The last decade has seen a significant increase in the market’s claims activity, both in the number of claims made and the scope of product lines affected. Indeed, in addition to non-payment and political violence-related claims, we have handled claims across non-delivery, forced abandonment, expropriation and deprivation, unfair calling of contractual bonds, and pre and post- shipment policies.

The tables opposite highlight a similar degree of diversity across the countries in which claims have arisen, again demonstrating the value of the CPRI product in being able to respond to losses occurring in a vast array of political and economic climates and consistently securing the best outcome – that is, a fully paid claim – for the insured.

Ukraine tops our country lists for both claims frequency and value. The bulk of these Ukraine-related claims have emerged in just the past decade as a result of repercussions from the global financial crisis and the ongoing conflict in Crimea. As such, the country has seen claims arising across nearly all lines of our products – thus underlining the complementary value of differing CPRI covers available.
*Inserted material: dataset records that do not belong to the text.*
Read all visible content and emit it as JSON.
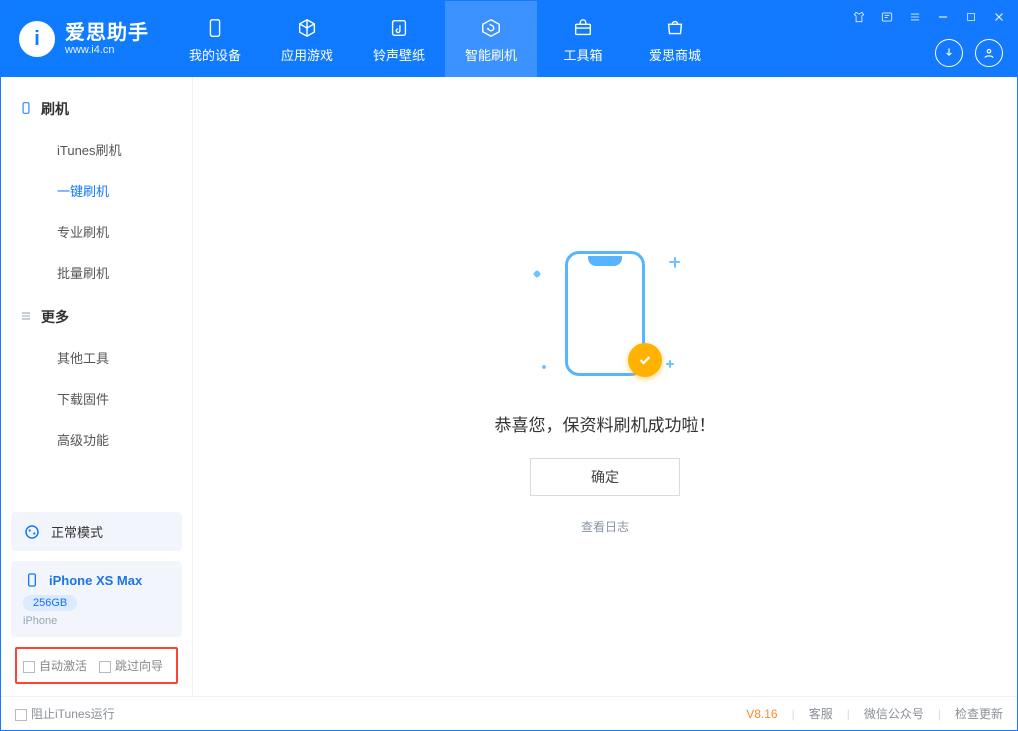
{
  "app": {
    "name_cn": "爱思助手",
    "site": "www.i4.cn"
  },
  "header_tabs": [
    {
      "label": "我的设备",
      "icon": "device-icon"
    },
    {
      "label": "应用游戏",
      "icon": "cube-icon"
    },
    {
      "label": "铃声壁纸",
      "icon": "music-icon"
    },
    {
      "label": "智能刷机",
      "icon": "refresh-icon",
      "active": true
    },
    {
      "label": "工具箱",
      "icon": "toolbox-icon"
    },
    {
      "label": "爱思商城",
      "icon": "store-icon"
    }
  ],
  "sidebar": {
    "group1": {
      "title": "刷机",
      "items": [
        "iTunes刷机",
        "一键刷机",
        "专业刷机",
        "批量刷机"
      ],
      "active_index": 1
    },
    "group2": {
      "title": "更多",
      "items": [
        "其他工具",
        "下载固件",
        "高级功能"
      ]
    },
    "mode_label": "正常模式",
    "device": {
      "name": "iPhone XS Max",
      "capacity": "256GB",
      "type": "iPhone"
    },
    "checkbox1": "自动激活",
    "checkbox2": "跳过向导"
  },
  "main": {
    "success_text": "恭喜您，保资料刷机成功啦！",
    "ok_button": "确定",
    "view_log": "查看日志"
  },
  "footer": {
    "block_itunes": "阻止iTunes运行",
    "version": "V8.16",
    "links": [
      "客服",
      "微信公众号",
      "检查更新"
    ]
  }
}
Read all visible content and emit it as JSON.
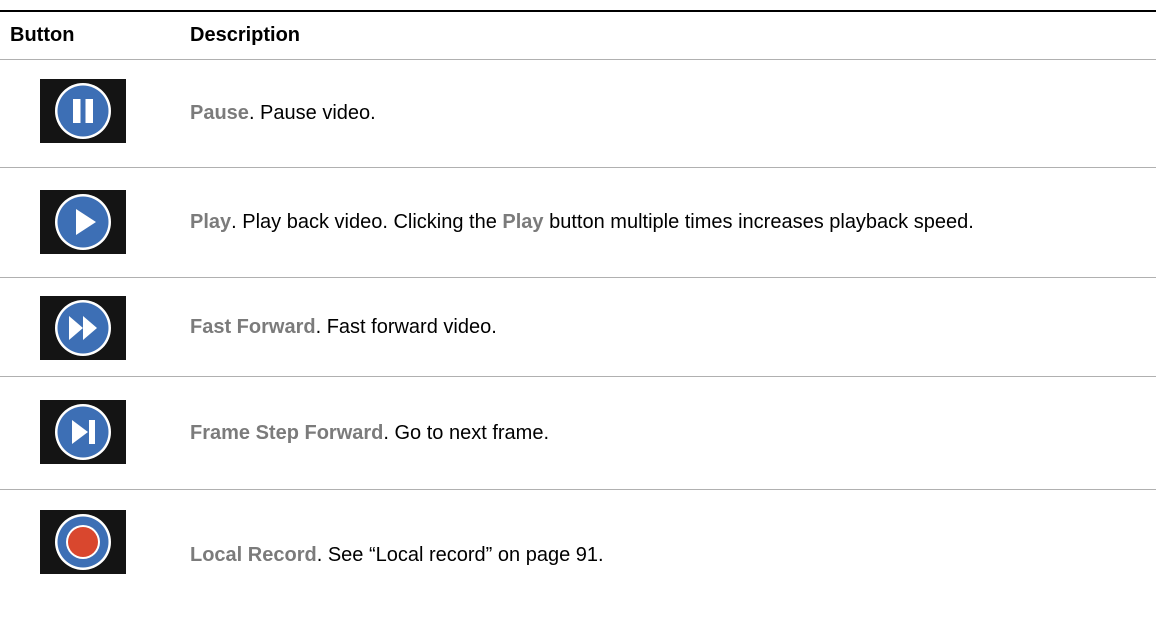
{
  "table": {
    "headers": {
      "button": "Button",
      "description": "Description"
    },
    "rows": [
      {
        "icon": "pause-icon",
        "term": "Pause",
        "text": ". Pause video."
      },
      {
        "icon": "play-icon",
        "term": "Play",
        "text_a": ". Play back video. Clicking the ",
        "term2": "Play",
        "text_b": " button multiple times increases playback speed."
      },
      {
        "icon": "fast-forward-icon",
        "term": "Fast Forward",
        "text": ". Fast forward video."
      },
      {
        "icon": "frame-step-forward-icon",
        "term": "Frame Step Forward",
        "text": ". Go to next frame."
      },
      {
        "icon": "local-record-icon",
        "term": "Local Record",
        "text": ". See “Local record” on page 91."
      }
    ]
  },
  "colors": {
    "icon_blue": "#3d6fb5",
    "icon_ring": "#ffffff",
    "icon_background": "#141414",
    "record_red": "#d9472e",
    "term_gray": "#7b7b7b"
  }
}
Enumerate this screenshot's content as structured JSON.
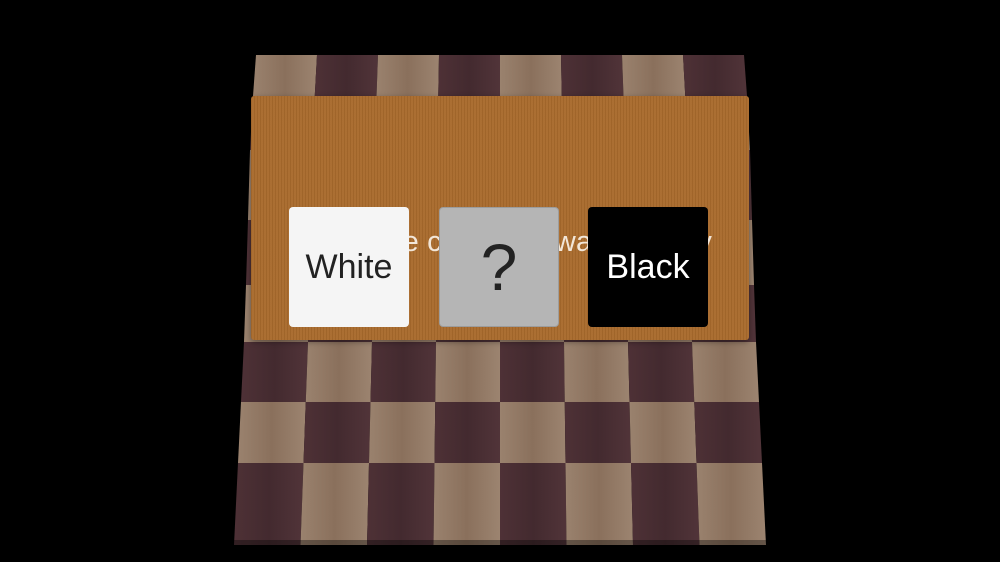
{
  "dialog": {
    "title": "Select the color you want to play",
    "options": [
      {
        "label": "White",
        "background": "#f5f5f5",
        "text_color": "#222222"
      },
      {
        "label": "?",
        "background": "#b5b5b5",
        "text_color": "#222222"
      },
      {
        "label": "Black",
        "background": "#000000",
        "text_color": "#ffffff"
      }
    ],
    "panel_color": "#a86a2c"
  },
  "board": {
    "light_square_color": "#8f7763",
    "dark_square_color": "#4a2f34",
    "background_color": "#000000"
  }
}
We are now 10 years on from the global financial crisis, which saw a spike in the frequency of non-payment claims, particularly from banks and financial institutions. Fortunately, the insurance market was able to respond effectively to this increased claims activity, both in terms of its service levels and the values of compensation collected. According to market-wide data as represented above, of the 438 CPRI claims made by banks and financial institutions between 2007 and 2017, 422 were paid in full to the value of US$2.57bn.

Over this period, BPL Global dealt with approximately a third of all bank-related claims arising in the CPRI market, across corporate lending, pre-export finance and trade finance-based policies, amounting to US$822mn. Of this, only one out of the 146 claims we handled was compromised. This excellent track record has been underpinned by our dedicated claims department, led by the most experienced claims handler in the CPRI market, Tony Taylor.

This experience has driven the development of the CPRI product in its sophistication and in the flexibility of policy wordings – meaning that the product is now adaptable to suit a wide variety of financial structures and continues to evolve in harmony with client need.

Overall, our claims data validates the CPRI market’s non-payment product as a reliable and effective credit risk mitigation tool for banks under the Basel regulatory framework.